Scovell wouldn't return several calls from the Dallas Observer. But Kevin Sullivan, the spokesman for Dallas 2012, says the committee views Fair Park "as the focal point of the 2012 Olympics, beginning with the Cotton Dome, the international broadcast center, the Olympic Village," and so on. Sullivan refers to Scovell as a "liaison" between Jordan and Luce.

But it still doesn't deal with what's to become of Jordan's plan to dome the Cotton Bowl. What was once a rather earnest plan has become muddied by Ron Kirk's desire to spend his free time doing business with Ross Perot Jr. and Tom Hicks over at their new arena or Tom Luce with his Olympic bid.

No one--not Sullivan, not Jordan, not Mayes--can answer the rather simple question of who is going to pay for the $250 million Cotton Dome needed for the Olympics. Jordan insists it can still be done with private money, though he had raised only $36 million in corporate commitments before Kirk stopped the process in September. Mayes, on the other hand, would like to see the city pay for some, if not all, of the renovations. "I can't see where the city goes wrong by lending a helping hand, because we reap the benefits," she says.

But one thing is certain: The Cotton Bowl will not get its promised face-lift any time soon.

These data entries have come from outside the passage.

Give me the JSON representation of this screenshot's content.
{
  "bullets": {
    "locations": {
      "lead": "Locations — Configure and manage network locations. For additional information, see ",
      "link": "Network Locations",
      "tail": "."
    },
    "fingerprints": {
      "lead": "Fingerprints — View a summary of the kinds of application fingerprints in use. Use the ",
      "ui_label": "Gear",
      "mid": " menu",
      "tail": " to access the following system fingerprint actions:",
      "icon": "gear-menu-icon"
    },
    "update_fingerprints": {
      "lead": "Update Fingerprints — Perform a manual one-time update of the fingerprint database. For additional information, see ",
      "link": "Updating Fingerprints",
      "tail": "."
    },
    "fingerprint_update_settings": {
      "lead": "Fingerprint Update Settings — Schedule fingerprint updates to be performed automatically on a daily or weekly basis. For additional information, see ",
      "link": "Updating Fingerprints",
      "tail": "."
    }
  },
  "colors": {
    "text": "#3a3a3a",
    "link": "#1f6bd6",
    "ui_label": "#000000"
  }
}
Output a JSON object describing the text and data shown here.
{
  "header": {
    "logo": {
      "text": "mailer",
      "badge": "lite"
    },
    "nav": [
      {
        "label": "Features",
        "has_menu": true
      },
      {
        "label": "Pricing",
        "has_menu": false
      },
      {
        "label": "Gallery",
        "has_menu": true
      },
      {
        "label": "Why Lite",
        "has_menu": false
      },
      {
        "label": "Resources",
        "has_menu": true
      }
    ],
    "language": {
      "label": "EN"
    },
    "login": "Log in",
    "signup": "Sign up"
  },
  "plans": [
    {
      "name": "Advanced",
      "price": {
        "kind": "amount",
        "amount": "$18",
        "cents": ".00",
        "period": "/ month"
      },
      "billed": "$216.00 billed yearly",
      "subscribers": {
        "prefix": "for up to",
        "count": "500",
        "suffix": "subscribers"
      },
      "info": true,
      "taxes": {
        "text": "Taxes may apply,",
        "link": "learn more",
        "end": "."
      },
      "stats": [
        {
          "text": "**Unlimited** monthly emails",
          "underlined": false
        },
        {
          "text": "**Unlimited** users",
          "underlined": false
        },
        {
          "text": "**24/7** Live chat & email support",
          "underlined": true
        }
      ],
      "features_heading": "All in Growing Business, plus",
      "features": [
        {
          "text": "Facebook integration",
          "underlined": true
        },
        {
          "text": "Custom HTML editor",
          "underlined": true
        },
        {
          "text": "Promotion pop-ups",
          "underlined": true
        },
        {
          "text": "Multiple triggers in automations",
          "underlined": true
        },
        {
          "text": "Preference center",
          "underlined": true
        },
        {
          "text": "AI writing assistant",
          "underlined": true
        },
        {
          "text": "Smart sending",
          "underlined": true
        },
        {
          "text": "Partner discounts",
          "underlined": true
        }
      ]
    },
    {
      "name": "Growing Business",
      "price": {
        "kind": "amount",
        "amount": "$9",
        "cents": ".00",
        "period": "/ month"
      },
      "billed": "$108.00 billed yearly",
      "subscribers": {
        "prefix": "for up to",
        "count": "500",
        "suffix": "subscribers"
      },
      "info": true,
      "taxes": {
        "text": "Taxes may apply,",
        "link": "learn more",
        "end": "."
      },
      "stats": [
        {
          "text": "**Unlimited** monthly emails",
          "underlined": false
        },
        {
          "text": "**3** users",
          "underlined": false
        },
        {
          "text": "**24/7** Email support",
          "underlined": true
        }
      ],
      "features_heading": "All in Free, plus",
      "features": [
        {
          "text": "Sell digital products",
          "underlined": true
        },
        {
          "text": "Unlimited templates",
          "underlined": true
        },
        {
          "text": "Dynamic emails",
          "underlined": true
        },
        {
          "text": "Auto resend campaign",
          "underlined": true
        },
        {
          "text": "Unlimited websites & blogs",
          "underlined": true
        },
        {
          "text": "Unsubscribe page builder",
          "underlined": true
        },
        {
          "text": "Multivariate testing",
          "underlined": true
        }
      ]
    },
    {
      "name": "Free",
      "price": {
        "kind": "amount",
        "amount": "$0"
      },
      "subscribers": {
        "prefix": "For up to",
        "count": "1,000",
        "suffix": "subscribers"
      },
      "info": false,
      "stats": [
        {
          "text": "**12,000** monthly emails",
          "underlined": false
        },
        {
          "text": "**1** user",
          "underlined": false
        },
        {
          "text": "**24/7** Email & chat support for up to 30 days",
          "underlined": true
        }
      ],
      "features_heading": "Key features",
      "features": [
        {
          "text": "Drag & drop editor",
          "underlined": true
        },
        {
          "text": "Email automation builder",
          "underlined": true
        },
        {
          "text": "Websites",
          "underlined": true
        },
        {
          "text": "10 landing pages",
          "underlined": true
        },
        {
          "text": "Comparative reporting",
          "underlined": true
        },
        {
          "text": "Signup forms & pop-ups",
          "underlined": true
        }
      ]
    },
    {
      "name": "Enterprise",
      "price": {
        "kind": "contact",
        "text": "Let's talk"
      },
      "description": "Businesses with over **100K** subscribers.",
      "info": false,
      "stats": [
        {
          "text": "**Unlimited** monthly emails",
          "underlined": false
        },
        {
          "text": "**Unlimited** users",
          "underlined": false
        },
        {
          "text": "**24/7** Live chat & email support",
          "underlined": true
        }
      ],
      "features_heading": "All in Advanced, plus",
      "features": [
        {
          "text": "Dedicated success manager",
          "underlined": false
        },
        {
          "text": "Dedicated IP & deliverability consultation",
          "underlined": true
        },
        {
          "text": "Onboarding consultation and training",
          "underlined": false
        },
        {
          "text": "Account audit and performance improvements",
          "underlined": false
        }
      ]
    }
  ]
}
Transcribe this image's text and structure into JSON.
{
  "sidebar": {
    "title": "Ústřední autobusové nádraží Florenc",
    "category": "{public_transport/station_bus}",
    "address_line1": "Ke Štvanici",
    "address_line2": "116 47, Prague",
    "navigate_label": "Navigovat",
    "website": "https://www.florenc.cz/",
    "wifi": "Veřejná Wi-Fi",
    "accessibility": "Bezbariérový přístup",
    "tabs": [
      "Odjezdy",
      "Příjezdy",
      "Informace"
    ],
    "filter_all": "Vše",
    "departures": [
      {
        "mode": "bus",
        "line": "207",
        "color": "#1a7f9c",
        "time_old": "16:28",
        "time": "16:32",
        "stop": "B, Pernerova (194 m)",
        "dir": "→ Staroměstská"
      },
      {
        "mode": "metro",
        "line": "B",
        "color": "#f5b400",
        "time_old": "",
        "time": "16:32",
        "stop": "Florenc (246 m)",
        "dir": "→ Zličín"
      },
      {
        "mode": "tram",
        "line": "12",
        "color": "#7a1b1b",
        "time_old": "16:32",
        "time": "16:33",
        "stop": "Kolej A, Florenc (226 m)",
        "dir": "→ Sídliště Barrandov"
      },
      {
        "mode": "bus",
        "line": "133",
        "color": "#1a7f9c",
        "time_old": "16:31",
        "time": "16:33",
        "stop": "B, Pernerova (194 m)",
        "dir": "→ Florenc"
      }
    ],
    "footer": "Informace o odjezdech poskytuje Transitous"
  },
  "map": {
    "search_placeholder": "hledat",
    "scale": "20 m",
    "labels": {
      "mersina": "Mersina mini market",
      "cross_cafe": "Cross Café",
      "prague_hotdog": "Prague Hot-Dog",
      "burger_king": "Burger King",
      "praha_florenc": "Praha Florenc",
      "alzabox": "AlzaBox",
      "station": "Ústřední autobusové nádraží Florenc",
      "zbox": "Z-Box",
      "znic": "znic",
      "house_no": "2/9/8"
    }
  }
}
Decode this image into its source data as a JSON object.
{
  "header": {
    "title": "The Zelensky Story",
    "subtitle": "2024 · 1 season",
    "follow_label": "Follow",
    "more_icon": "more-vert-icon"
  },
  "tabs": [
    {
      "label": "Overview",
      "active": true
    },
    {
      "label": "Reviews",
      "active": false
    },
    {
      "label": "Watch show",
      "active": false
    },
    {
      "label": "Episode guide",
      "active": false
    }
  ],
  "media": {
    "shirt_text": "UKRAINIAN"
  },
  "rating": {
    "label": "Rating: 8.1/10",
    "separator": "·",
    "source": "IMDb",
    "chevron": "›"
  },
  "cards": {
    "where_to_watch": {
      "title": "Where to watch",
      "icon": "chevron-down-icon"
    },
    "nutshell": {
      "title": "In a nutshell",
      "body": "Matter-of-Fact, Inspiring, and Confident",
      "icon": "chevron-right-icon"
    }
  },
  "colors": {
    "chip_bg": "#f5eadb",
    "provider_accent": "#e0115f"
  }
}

Dallas 2012's proposal is not due to the United States Olympic Committee--which will select the U.S. candidate city--until March 31, 2000. The USOC will pick the U.S. host nominee in 2002, and the International Olympic Committee will then choose the host city in 2005--by which time, Mayes has long insisted, Dallas could have domed several Cotton Bowls.

If--OK, when--the Cotton Dome becomes the city's "official" choice as the Olympic Stadium within the next couple of months, Jordan and the Dallas 2012 committee once more will begin soliciting corporate sponsors. Only this time, they will have the so-called future "tenant" that the originally proposed Cotton Dome lacked--the Olympics. That's why Jordan's willing to go along with Kirk's plan: Even if Dallas doesn't get the USOC bid in 2002 or the IOC nod in 2005, he can still use the Olympics as a fundraising tool for his dome in the meantime. Ultimately, Jordan gets what he wants, and Mayes gets what her district desperately needs.

"If we have a larger Cotton Dome but don't get the Olympics, it's like getting a consolation prize," Jordan says. "People are going to have to take a chance on us hoping the Olympics will come. But there's no point in shooting too low. I am not going to wait around. We're going to aim high. Like the guy said, aim at everything that flies and take credit for everything that falls."

As long as it ain't the roof of the Cotton Dome.